Seis meses depois, Alzheimer viria então a apresentar o caso de Auguste D. na já mencionada Conferência dos Psiquiatras do Sudoeste Alemão. O anúncio declarava que o trabalho não era “adequado para comunicações breves”. Não recebeu uma única pergunta e passou totalmente despercebido. Nada indicava que se estivesse perante o início de uma grande descoberta da medicina.
Mas Alzheimer viria mesmo a publicar a sua investigação, em 1907, com o título de “Uma doença severa característica do cortex cerebral”. O caso da paciente viria a ser recuperado para uma publicação do médico italiano Gaetano Perusini, em 1909, que identificou pela primeira vez Aguste D. pelas suas iniciais.
Seguiram-se publicações de casos de pacientes com sintomas semelhantes.
Entre as adições mais relevantes para a definição desta nova doença esteve, por exemplo, a de Oskar Fischer. O psiquiátrica e académico checo, cujas contribuições para o estudo dos diversos tipos de demência foram obscurecidas pelo antisemitismo da época, acabou por morrer no gueto e campo de concentração de Terezin.
Foi em 1910 que Emil Kraepelin, superior de Alois Alzheimer, descreveu estes casos na 8ªedição do Manual de Psiquiatria. Nele era descrito um grupo de casos com “alterações celulares extremas” semelhantes às das formas mais avançadas de demência senil, identificadas pela primeira vez pelo médico alemão. O texto e as ilustrações elaboravam sobre as várias particularidades e possível interpretação clínica desta “doença de Alzheimer”.
Alzheimer, depois de Alzheimer
Porquê doença de Alzheimer? Porque não doença de Perusini ou de Fischer ou de algum dos outros psiquiatras que descreveram os casos posteriores?
É provável que a proximidade profissional entre Kraepelin e Alzheimer tenha determinado isto, assim como o desejo de prestigiar o laboratório de Munique e de ficar em vantagem na rivalidade com a Universidade de Praga. Também há fatores estritamente científicos, já que Kraepelin acreditava que Alzheimer identificara uma doença nova.
Entretanto, aquilo que entendemos por Alzheimer evoluiu muito. A doença, inicialmente vista como uma forma rara de demência senil que afetava pacientes com menos de 65 anos, é hoje vista como a causa mais comum de demência. Hoje, casos como os de Auguste D. e Johann F. seriam classificados como Alzheimer precoce.
Um dos maiores responsáveis pela redefinição da doença foi o neurologista Robert Kazman. Em 1976, o médico americano identificou a doença da Alzheimer como grande ameaça à saúde pública. Katz conseguiu demonstrar que a doença era mais do que uma forma pré-senil de demência, sendo comum em pessoas mais velhas.

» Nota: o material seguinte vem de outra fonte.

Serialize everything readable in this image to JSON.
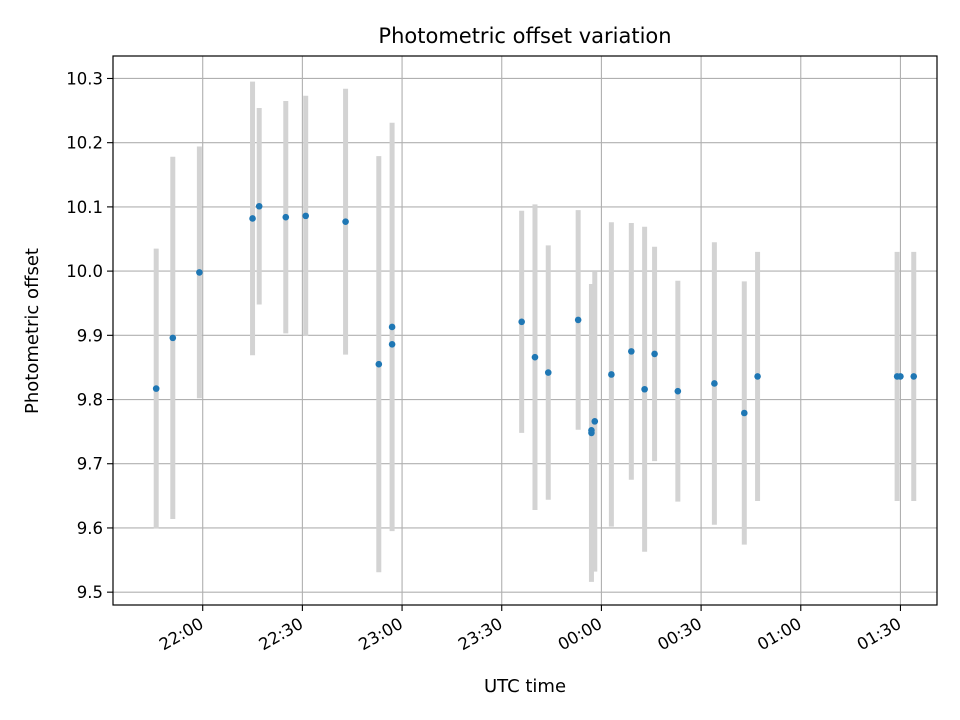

Hoje, estima-se que aproximadamente dois terços dos casos de demência sejam causados pela doença de Alzheimer.
O final do século também trouxe novas evoluções ao estudo das alterações neurológicas que a causam. As proteínas beta-amiloide, responsáveis pelas placas encontradas por Alzheimer, foram descobertas em 1984. A proteína Tau, componente crucial dos emaranhados neurofibrilares, foi descoberta em 1986.
O material sobre o caso de Auguste D. esteve perdido quase até ao final do século XX. Os registos e material genético foram redescobertos em 1995, pelo professor doutor Konrad Maurer, nos arquivos do Hospital Universitário Goethe, em Frankfurt am Main. Todas as observações possíveis vieram a confirmar as descobertas de Alzheimer.

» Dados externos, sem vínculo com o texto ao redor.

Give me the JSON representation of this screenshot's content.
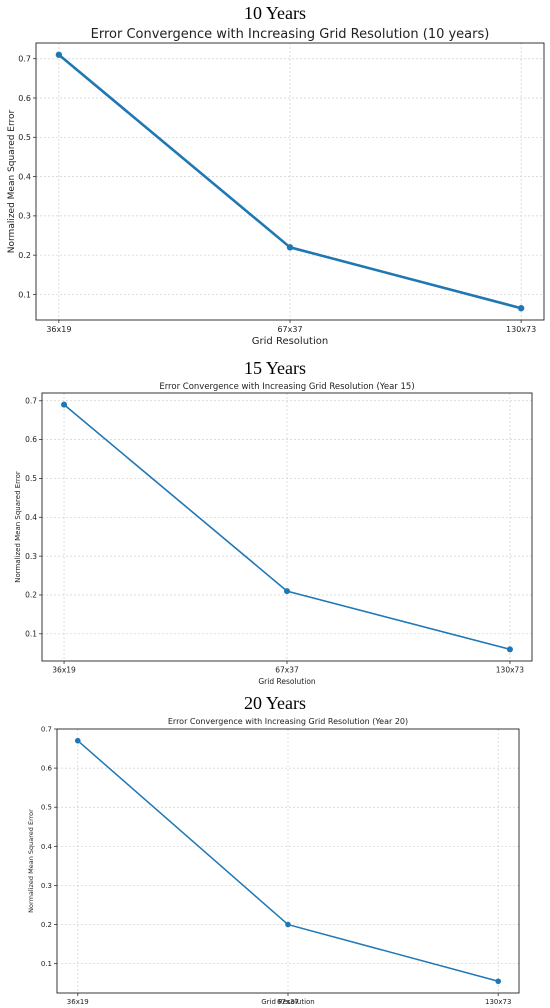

Alois Alzheimer teve uma carreira distinta, tornando-se numa das autoridades mais respeitadas da àrea da neuropatologia. Infelizmente, não foi necessariamente longa. Em 1912, foi nomeado diretor do Instituto Salesiano Universitário Friedrich-Wilhelm em Breslau pelo próprio Guilherme II da Prússia. Foi a caminho da cidade apanhou uma gripe. Seguiu-se uma tonsilite, que evoluiu para febre reumática, e viria a resultar na combinação de endocardite reumática e falência renal que o matou em 1915, aos 51 anos. A mesma idade de Augusta D. quando chegou ao hospital de Frankfurt am Main.